My musical career really began at the age of 5, as a chorister at St John's in nearby Belmont in Surrey. Singing was my entry level into music and my experience lay the groundwork for my interest in the piano. Before I even studied the instrument I was knocking out tunes by ear, a natural ability that still serves me well in my music career today. I was soon having lessons and, progressing quickly, I was offered an organ scholarship at Seaford College, near Petworth in West Sussex. Although I studied classical music my real interest was in playing the songs I heard on the radio and on my collection of vinyl albums. It was the era of progressive rock and I was copying the work of my idols, Keith Emerson and Rick Wakeman. Unbeknown to my teacher and headmaster I was sneaking in a few tunes to the otherwise sedate church music, a ploy that amused a lot of my contemporaries. My final musical statement at school was a concert of "Tubular Bells" that I performed in 1974 on the chapel organ, aided by a guitarist. The chapel was packed and I had to do a second performance to be able to reach the whole school of 300 pupils. I left this legacy behind me, believing I had reached the height of my musical career
I chose not to study music at Exeter University, opting instead to read Economics and keep music as a hobby. Whilst being a writer and performer with The Exeter Revue Society I continued to accompany other artists as well as showcase some of my comedy songs.
My music then took me into the folk clubs where I mostly played bass guitar as part of various groups and duos.
A move from London to Yorkshire in 1980 opened up new musical opportunities that were unexpected, especially after my work colleagues at Nat West Bank, where I was a management trainee, warned me that leaving London would be a mistake. Whilst working as a keyboard salesman at a well known music store in Bingley, West Yorkshire, I was headhunted by The Ward Brothers who I then joined as keyboard bass player for two years and for the making and promotion of their debut album "The madness of it all". We were on a high and looking to repeat the successes of the other artists on Siren Records, T'Pau and Cutting Crew. Sadly it didn't happen and, as a session player, I was the first person to be dropped from the project.
Feeling sadly disillusioned by the music business I vowed to have nothing more to do with it. However, my tune soon changed when, on Friday 4th March 1988, Terry Uttley, Smokie's bass player, called me to ask if I "wanted to do a few gigs with Smokie?". Of course I said yes and I am still here 32 years later.
In the meantime I have kept my work as a composer quite separate from my Smokie career. The only real crossover has been the intro and outro music that I created specially for Smokie, music that has been an integral part of the show ever since I became part of this very popular band.
Whilst still living in Yorkshire I created the theme tune for Hannah Hauxwell whose globetrotting adventures with Yorkshire Television became popular around the world. Her theme tune is found on Track 1 of Senses and Impressions.
TV soap star Malandra Burrows from Emerdale recorded the vocals to her debut single, "Just this side of love" while I provided the backing music.

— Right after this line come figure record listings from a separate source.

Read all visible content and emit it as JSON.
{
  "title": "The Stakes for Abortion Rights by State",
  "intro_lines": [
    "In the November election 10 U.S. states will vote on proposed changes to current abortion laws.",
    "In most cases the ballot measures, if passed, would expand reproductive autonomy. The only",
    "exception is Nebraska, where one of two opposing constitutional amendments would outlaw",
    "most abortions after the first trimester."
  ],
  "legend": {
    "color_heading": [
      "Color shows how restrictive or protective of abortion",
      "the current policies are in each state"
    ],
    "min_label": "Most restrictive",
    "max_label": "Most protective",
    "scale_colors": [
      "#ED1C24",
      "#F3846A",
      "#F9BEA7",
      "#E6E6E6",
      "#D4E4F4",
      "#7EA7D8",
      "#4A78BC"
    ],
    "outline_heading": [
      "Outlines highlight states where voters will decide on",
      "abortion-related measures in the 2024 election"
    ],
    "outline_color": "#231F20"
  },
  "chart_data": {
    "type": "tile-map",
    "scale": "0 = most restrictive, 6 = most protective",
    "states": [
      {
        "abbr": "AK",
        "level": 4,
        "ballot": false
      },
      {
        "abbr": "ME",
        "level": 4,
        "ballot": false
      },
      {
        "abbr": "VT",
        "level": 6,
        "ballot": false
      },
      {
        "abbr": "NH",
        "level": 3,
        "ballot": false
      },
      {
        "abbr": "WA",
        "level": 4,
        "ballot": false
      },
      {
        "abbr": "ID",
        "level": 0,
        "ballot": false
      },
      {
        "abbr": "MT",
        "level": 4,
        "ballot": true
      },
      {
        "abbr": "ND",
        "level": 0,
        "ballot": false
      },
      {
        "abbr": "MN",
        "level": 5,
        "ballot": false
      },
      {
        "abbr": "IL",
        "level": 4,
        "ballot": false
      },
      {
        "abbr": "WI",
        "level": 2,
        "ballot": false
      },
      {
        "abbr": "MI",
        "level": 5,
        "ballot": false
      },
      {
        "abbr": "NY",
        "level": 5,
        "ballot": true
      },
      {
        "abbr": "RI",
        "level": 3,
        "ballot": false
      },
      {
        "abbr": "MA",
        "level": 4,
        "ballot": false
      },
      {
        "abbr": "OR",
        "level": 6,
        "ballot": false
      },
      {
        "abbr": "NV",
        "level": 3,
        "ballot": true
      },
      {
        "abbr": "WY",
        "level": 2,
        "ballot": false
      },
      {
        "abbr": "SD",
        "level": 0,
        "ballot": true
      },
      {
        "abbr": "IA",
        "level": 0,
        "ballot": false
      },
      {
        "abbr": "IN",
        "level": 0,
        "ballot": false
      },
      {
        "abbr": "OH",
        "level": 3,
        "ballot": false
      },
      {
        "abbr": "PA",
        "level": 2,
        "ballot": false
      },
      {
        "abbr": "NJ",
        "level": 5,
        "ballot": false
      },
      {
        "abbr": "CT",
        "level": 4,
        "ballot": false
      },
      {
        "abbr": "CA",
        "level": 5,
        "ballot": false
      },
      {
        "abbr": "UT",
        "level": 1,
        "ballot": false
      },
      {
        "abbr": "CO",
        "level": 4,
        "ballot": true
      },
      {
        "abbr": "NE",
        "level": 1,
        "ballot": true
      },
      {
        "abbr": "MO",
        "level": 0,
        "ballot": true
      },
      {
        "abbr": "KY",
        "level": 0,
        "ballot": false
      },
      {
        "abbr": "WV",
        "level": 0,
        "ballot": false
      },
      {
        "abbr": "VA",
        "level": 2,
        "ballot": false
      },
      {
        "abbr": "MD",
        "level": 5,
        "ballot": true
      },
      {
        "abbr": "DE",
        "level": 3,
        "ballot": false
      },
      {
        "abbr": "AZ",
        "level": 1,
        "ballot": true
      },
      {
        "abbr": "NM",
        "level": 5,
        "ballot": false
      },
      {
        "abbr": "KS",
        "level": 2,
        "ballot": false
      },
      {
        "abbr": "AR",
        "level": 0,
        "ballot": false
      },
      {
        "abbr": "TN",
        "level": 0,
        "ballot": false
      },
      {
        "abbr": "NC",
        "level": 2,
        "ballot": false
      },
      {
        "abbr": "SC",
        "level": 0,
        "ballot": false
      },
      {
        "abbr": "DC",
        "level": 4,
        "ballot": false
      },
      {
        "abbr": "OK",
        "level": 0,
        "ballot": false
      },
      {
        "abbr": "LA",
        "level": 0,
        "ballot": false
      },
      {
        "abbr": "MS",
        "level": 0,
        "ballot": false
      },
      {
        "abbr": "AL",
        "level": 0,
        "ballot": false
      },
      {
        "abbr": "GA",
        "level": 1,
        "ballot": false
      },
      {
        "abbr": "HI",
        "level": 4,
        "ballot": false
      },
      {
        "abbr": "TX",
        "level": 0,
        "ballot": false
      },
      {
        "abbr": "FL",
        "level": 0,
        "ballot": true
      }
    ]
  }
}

My move to The Scottish Highlands in 1994 brought yet another unexpected musical opportunity when The Loch Ness Exhibition was rebuilt and required all fresh music to go with the inspiring narrations of scientist Adrian Shine, a man who had spent more time in and around Loch Ness than almost any other individual. This was my favourite project of all time as it provided me with the opportunity to record a very wide range of soundtracks to suit the various moods of the exhibits.
With no more specific projects on which to work I decided to compose and record an album of world music that was appropriately titled "World of Music". I entered the track "Kenyan Sunrise" into the Unisong Competition and it won first prize.
Other tracks from the album also received top placings in this international competition. My next work was titled "The Code Within" and its inspiration comes from the realisation that there is a lot more to human beings than we are taught to believe.
Several people asked me if I would make just an album of piano music and this is where I have arrived today, creating an EP of piano pieces with accompaniment on bass, violin and cello.
I do not know where my music will take me next but I do know that it has been a journey worth making.